Hyundai Chief in N.Korea to Win Detainee's Release

Hyundai Group chairwoman Hyun Jung-eun Hyundai Group chairwoman Hyun Jung-eun

Hyundai Group chairwoman Hyun Jung-eun went to Pyongyang on a quasi-official mission Monday afternoon to win the release of a South Korean employee who has been held incommunicado in the North for 134 days.

At around 8:20 p.m., about three hours after she arrived in Pyongyang and relatively promptly by North Korean standards, the official KCNA news agency reported Hyun and her entourage "arrived in Pyongyang via Kaesong at the invitation of the Korean Asia-Pacific Peace Committee."
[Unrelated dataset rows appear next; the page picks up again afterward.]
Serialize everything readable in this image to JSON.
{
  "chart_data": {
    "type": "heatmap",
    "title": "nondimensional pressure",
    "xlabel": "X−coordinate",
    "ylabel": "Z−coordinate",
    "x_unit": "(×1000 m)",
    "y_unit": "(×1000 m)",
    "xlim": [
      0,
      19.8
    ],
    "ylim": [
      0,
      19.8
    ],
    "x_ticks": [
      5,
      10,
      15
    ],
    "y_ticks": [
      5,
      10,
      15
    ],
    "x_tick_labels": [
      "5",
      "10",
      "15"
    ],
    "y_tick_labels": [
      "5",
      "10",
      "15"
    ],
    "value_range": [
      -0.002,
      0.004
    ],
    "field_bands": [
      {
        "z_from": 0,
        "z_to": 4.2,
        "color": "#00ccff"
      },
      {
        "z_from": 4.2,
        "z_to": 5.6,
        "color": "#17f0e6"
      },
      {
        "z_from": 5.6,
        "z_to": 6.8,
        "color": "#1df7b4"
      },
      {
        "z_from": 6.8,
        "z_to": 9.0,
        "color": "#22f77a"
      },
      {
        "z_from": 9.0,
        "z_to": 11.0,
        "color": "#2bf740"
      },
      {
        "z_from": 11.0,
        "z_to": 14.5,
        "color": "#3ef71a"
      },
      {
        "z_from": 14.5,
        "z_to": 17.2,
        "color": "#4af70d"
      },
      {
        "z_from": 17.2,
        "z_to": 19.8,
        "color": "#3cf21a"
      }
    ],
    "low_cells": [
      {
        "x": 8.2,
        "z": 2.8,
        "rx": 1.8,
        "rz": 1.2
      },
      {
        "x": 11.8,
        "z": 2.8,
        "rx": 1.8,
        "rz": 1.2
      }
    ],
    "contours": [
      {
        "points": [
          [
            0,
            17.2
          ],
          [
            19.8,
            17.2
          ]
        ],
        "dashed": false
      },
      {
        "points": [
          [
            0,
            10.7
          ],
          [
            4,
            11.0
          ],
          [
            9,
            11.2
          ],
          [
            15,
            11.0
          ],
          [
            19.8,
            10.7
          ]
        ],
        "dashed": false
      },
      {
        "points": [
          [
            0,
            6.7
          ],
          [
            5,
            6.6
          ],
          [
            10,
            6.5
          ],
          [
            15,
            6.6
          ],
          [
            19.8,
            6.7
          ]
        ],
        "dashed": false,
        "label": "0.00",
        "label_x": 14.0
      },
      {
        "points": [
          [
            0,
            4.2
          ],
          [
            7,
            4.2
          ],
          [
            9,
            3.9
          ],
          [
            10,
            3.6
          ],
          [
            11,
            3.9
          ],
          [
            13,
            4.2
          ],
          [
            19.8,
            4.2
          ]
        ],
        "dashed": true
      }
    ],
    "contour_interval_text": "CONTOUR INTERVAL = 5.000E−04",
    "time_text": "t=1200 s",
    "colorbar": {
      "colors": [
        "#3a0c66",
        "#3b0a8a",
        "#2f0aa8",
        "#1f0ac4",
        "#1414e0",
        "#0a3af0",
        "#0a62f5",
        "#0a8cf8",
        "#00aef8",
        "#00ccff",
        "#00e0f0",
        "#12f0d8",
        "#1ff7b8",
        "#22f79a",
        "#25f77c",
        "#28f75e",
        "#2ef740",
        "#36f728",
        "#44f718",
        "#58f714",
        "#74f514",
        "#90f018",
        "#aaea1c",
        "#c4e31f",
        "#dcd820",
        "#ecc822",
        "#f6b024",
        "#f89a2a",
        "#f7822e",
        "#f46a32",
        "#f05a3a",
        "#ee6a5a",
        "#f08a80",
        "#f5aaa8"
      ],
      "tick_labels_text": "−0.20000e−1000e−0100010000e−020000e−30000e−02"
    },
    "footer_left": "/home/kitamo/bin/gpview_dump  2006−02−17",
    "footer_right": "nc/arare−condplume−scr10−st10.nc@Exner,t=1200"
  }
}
A senior government official in Seoul expressed hope that Hyun will meet North Korean leader Kim Jong-il. He said Hyun had conducted behind-the-scenes talks with the North on behalf of the government over the release of the man identified only as Yoo (41), a Hyundai Asan staffer at the joint Kaesong Industrial Complex who is being investigated on sedition charges.

Before crossing the demarcation line, Hyun met reporters at the Dorasan immigration office in Paju, Gyeonggi Province and pledged to "try and win" Yoo's release. But when asked about possible talks over the resumption of Mt. Kumgang tours organized by Asan, which were suspended in July last year after the fatal shooting of a South Korean tourist there, she merely said, "We'll see."

Hyun crossed the border at about 2 p.m. After being welcomed by Ri Jong-hyok, the vice chairman of the Asia-Pacific Peace Committee, the two headed for Pyongyang in a car.

Hyun had secretly met Ri at Mt. Kumgang on Aug. 4, while former U.S. President Bill Clinton was in Pyongyang, to discuss her official visit. Ri was a classmate of Kim Jong-il's at Kim Il Sung University.

Another government official said Hyun will "engage in talks on the government's behalf" over several issues including Yoo's release. "Since inter-Korean governmental talks have been suspended, it will also be convenient for the North to deliver a message to the South through Hyun instead of government officials," speculated Prof. Kim Yong-hyun of Dongguk University. "She can play a role as an informal special envoy to find a breakthrough" in deadlocked inter-Korean relations.

Many of the bones of contention between the Koreas such as Mt. Kumgang tours and the joint Kaesong Industrial Complex are linked to the Hyundai Group, which pioneered inter-Korean business projects under Hyun's late husband.